Commuting pre-reform benefits is not, however, permitted for pre- October 1968 and 1980 shareholder plans, nor for pre-reform benefits provided to partners or proprietors or their spouses for service while they were employees.

Wage indexing of benefits for pre- reform service may be assumed for other plans having connected persons as members provided that they can continue to meet the 50/50 present value test as at December 31, 1990, for new plans and December 31, 1991, for grandfathered plans. However, you have to perform the test using only the active members at the time of the commutation, and based on the benefits accrued to those members at December 31, 1990, or December 31, 1991, whichever is applicable.

Payment of a lump sum from a money purchase provision

Paragraph 8506(1)(f) of the Regulations permits the payment from a money purchase provision of a lump sum amount, including additional voluntary contributions, up to the balance in a member's account. There are no conditions restricting these payments.

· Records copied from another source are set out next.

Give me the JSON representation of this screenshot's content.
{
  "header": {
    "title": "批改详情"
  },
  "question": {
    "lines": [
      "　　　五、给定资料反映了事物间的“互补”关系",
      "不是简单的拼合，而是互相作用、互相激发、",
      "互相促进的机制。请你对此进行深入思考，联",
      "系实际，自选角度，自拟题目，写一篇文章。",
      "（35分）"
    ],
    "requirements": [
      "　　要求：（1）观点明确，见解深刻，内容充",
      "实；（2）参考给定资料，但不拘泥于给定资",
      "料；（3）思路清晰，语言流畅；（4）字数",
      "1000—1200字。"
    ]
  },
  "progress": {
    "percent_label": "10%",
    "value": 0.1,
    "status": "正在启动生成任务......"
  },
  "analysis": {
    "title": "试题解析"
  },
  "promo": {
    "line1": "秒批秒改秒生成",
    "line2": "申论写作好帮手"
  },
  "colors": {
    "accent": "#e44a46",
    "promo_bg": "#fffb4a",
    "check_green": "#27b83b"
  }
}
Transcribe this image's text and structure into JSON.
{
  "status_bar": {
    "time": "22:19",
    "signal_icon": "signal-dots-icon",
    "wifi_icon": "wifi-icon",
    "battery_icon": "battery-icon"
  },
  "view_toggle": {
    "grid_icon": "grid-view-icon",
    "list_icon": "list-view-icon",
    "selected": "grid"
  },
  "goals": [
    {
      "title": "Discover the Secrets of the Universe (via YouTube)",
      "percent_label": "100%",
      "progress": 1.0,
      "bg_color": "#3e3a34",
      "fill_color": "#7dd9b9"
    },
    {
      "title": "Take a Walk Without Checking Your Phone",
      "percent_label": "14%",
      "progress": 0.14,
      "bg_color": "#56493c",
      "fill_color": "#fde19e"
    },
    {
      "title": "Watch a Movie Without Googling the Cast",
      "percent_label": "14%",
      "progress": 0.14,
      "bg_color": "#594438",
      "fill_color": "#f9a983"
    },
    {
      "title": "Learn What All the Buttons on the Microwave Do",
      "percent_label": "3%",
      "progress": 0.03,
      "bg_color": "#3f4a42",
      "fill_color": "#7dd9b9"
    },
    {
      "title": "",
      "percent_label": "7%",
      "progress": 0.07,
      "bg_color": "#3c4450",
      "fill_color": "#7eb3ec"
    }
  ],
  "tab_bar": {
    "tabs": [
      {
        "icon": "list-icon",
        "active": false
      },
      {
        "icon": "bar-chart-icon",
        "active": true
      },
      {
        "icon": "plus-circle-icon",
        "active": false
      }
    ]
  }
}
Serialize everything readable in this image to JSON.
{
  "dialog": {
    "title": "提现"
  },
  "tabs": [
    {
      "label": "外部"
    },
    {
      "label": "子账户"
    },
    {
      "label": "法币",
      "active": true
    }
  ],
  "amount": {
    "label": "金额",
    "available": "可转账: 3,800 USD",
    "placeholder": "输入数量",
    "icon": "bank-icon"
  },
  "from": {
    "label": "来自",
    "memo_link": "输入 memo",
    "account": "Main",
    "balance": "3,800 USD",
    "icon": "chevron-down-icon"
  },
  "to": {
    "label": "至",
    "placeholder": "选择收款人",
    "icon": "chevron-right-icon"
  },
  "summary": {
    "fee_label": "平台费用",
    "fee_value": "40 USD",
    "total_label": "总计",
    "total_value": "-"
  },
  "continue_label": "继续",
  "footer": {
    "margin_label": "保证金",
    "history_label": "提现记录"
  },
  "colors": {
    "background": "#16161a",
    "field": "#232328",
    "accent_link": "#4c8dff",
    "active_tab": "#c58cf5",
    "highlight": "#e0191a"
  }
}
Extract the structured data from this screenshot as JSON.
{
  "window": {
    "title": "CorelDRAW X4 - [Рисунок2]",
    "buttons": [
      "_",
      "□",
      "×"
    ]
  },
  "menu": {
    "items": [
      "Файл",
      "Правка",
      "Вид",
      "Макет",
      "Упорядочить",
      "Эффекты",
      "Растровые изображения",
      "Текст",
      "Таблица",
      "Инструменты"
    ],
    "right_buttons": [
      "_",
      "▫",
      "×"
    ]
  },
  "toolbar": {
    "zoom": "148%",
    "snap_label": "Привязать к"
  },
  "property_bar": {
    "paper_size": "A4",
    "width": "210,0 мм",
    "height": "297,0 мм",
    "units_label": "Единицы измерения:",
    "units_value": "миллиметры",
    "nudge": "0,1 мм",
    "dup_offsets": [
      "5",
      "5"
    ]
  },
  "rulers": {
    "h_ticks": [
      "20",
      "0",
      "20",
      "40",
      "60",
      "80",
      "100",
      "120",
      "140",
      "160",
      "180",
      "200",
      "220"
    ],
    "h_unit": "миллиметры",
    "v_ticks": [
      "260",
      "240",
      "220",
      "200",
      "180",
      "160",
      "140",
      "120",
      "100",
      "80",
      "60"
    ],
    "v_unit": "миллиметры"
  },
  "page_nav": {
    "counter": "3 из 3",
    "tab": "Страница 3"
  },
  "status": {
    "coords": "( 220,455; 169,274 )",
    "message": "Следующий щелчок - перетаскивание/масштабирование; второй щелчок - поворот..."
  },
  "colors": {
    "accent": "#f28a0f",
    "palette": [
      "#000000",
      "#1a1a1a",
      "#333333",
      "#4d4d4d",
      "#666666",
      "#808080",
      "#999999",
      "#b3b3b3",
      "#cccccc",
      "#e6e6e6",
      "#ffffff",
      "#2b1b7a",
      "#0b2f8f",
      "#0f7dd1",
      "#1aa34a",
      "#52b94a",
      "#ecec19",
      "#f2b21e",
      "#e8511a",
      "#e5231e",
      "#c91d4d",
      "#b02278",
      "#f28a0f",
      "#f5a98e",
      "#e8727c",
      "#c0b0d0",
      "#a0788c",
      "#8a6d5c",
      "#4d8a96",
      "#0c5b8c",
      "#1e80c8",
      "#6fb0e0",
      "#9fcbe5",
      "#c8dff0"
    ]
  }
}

Members may receive payments of pre-reform contributions before termination of employment and the provisions of 8506(1)(f) may be applied to both pre- and post- reform contributions if the plan provides for it.

We no longer require pre-reform benefits that were transferred to a registered retirement savings plan on retirement under paragraph 9(b) of the Circular to be locked-in.

Opting out of a plan

Under the rules of the Circular, a plan may be terminated by the employer or a plan member may discontinue contributions or participation. The employer, however, may not suspend contributions. A plan can allow members to suspend contributions for a period of not more than two years.

The Regulations do not prohibit employees from opting out of a pension plan by terminating or suspending their participation, nor the employer from suspending contributions to the plan, if the plan provides for it.

Employees may commute their benefits, including pre-reform benefits, when they opt out of a plan. The conditions listed above will apply to any pre-reform benefits that are commuted.